Born 1983 in Athens from a Japanese mother and a Greek father, Sotiris’s palate was exposed to both worlds from the start. "We were eating yaki soba for lunch and Greek pastizio for dinner," he explains. His mother was a good cook, and when she moved to Athens from London, where she studied and met his father, she learned Greek cooking. Home is where the hearth is. In his case, two very different cultures lived in mutual appreciation of culinary delights.

"I was sitting next to my mother and watching her. I loved the smells that came out of the pots, the sound of the frying pans. I liked the food so much I was a bit plump before my father sent me to karate - which at some point was a matter of curiosity to know how it is. In fact, when they asked me what I wanted to be when I grew up, I was saying a food taster, not knowing if such a job existed.”

After graduating from school, he studied Economics and Regional Development, and when he got his degree, he had to decide what to do. "I had three choices: to find a job with my degree, to take a master's degree, or to deal with what I loved most."

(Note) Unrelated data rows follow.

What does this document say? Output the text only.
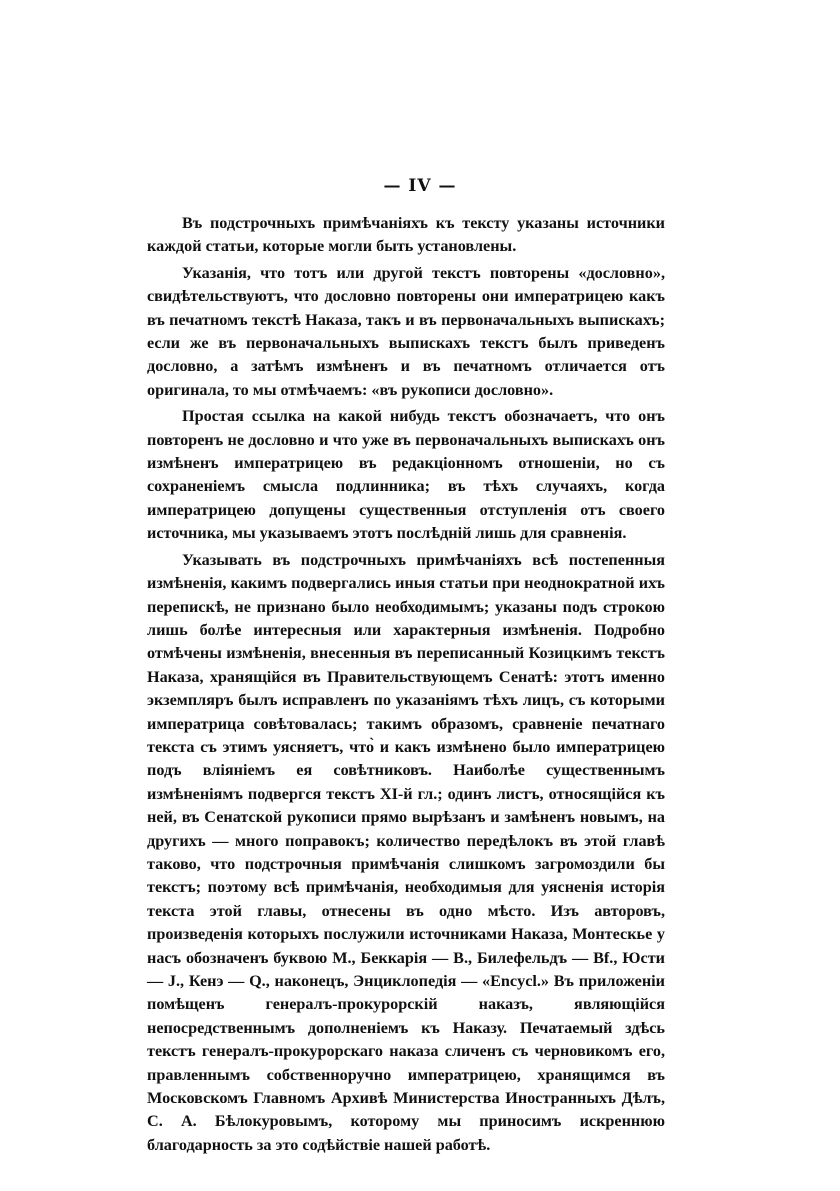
— IV —

Въ подстрочныхъ примѣчаніяхъ къ тексту указаны источники каждой статьи, которые могли быть установлены.

Указанія, что тотъ или другой текстъ повторены «дословно», свидѣтельствуютъ, что дословно повторены они императрицею какъ въ печатномъ текстѣ Наказа, такъ и въ первоначальныхъ выпискахъ; если же въ первоначальныхъ выпискахъ текстъ былъ приведенъ дословно, а затѣмъ измѣненъ и въ печатномъ отличается отъ оригинала, то мы отмѣчаемъ: «въ рукописи дословно».

Простая ссылка на какой нибудь текстъ обозначаетъ, что онъ повторенъ не дословно и что уже въ первоначальныхъ выпискахъ онъ измѣненъ императрицею въ редакціонномъ отношеніи, но съ сохраненіемъ смысла подлинника; въ тѣхъ случаяхъ, когда императрицею допущены существенныя отступленія отъ своего источника, мы указываемъ этотъ послѣдній лишь для сравненія.

Указывать въ подстрочныхъ примѣчаніяхъ всѣ постепенныя измѣненія, какимъ подвергались иныя статьи при неоднократной ихъ перепискѣ, не признано было необходимымъ; указаны подъ строкою лишь болѣе интересныя или характерныя измѣненія. Подробно отмѣчены измѣненія, внесенныя въ переписанный Козицкимъ текстъ Наказа, хранящійся въ Правительствующемъ Сенатѣ: этотъ именно экземпляръ былъ исправленъ по указаніямъ тѣхъ лицъ, съ которыми императрица совѣтовалась; такимъ образомъ, сравненіе печатнаго текста съ этимъ уясняетъ, что̀ и какъ измѣнено было императрицею подъ вліяніемъ ея совѣтниковъ. Наиболѣе существеннымъ измѣненіямъ подвергся текстъ XI-й гл.; одинъ листъ, относящійся къ ней, въ Сенатской рукописи прямо вырѣзанъ и замѣненъ новымъ, на другихъ — много поправокъ; количество передѣлокъ въ этой главѣ таково, что подстрочныя примѣчанія слишкомъ загромоздили бы текстъ; поэтому всѣ примѣчанія, необходимыя для уясненія исторія текста этой главы, отнесены въ одно мѣсто. Изъ авторовъ, произведенія которыхъ послужили источниками Наказа, Монтескье у насъ обозначенъ буквою М., Беккарія — В., Билефельдъ — Bf., Юсти — J., Кенэ — Q., наконецъ, Энциклопедія — «Encycl.» Въ приложеніи помѣщенъ генералъ-прокурорскій наказъ, являющійся непосредственнымъ дополненіемъ къ Наказу. Печатаемый здѣсь текстъ генералъ-прокурорскаго наказа сличенъ съ черновикомъ его, правленнымъ собственноручно императрицею, хранящимся въ Московскомъ Главномъ Архивѣ Министерства Иностранныхъ Дѣлъ, С. А. Бѣлокуровымъ, которому мы приносимъ искреннюю благодарность за это содѣйствіе нашей работѣ.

So, in 2005, he picked one of the three most famous restaurants in Athens at the time, “48,” by Christoforos Peskias, who had a similar background in economics, and asked to be put to work in the kitchen, without pay. In return, he was getting an excellent education, but he needed money, so he had to get a paying job and landed at a bank, at the counter. Until, after a year and a half, 48 called and offered him a permanent position. He quit his bank job on the spot.

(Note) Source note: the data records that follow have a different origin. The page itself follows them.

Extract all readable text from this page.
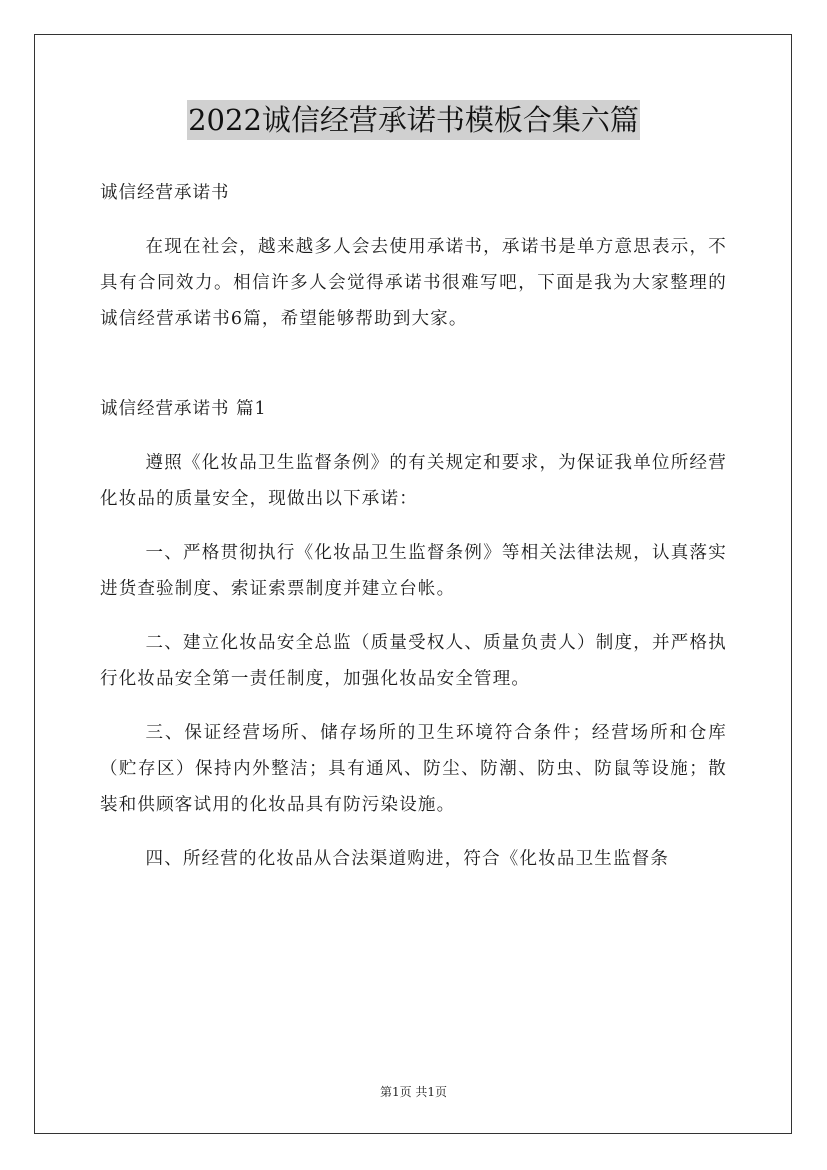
2022诚信经营承诺书模板合集六篇
诚信经营承诺书

在现在社会，越来越多人会去使用承诺书，承诺书是单方意思表示，不具有合同效力。相信许多人会觉得承诺书很难写吧，下面是我为大家整理的诚信经营承诺书6篇，希望能够帮助到大家。

诚信经营承诺书 篇1

遵照《化妆品卫生监督条例》的有关规定和要求，为保证我单位所经营化妆品的质量安全，现做出以下承诺：

一、严格贯彻执行《化妆品卫生监督条例》等相关法律法规，认真落实进货查验制度、索证索票制度并建立台帐。

二、建立化妆品安全总监（质量受权人、质量负责人）制度，并严格执行化妆品安全第一责任制度，加强化妆品安全管理。

三、保证经营场所、储存场所的卫生环境符合条件；经营场所和仓库（贮存区）保持内外整洁；具有通风、防尘、防潮、防虫、防鼠等设施；散装和供顾客试用的化妆品具有防污染设施。

四、所经营的化妆品从合法渠道购进，符合《化妆品卫生监督条

第1页 共1页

For five years afterwards, he worked in the kitchens of well-known chefs in Copenhagen - Rasmus Kofoed (Geranium) and Torsten Vildgaard (Studio) - before joining The Ledbury, a gourmet establishment in London with two Michelin stars. Finally, teaming up with his friend Kostas Pissiotis, he returned to Athens to open Nolan, near Syndagma Square, where he pairs Japanese, Korean, Chinese and Greek influences to create a unique cuisine of his own. In 2016 he was named best new chef in Greece, and he serves on the jury of the Greek Masterchef Television show.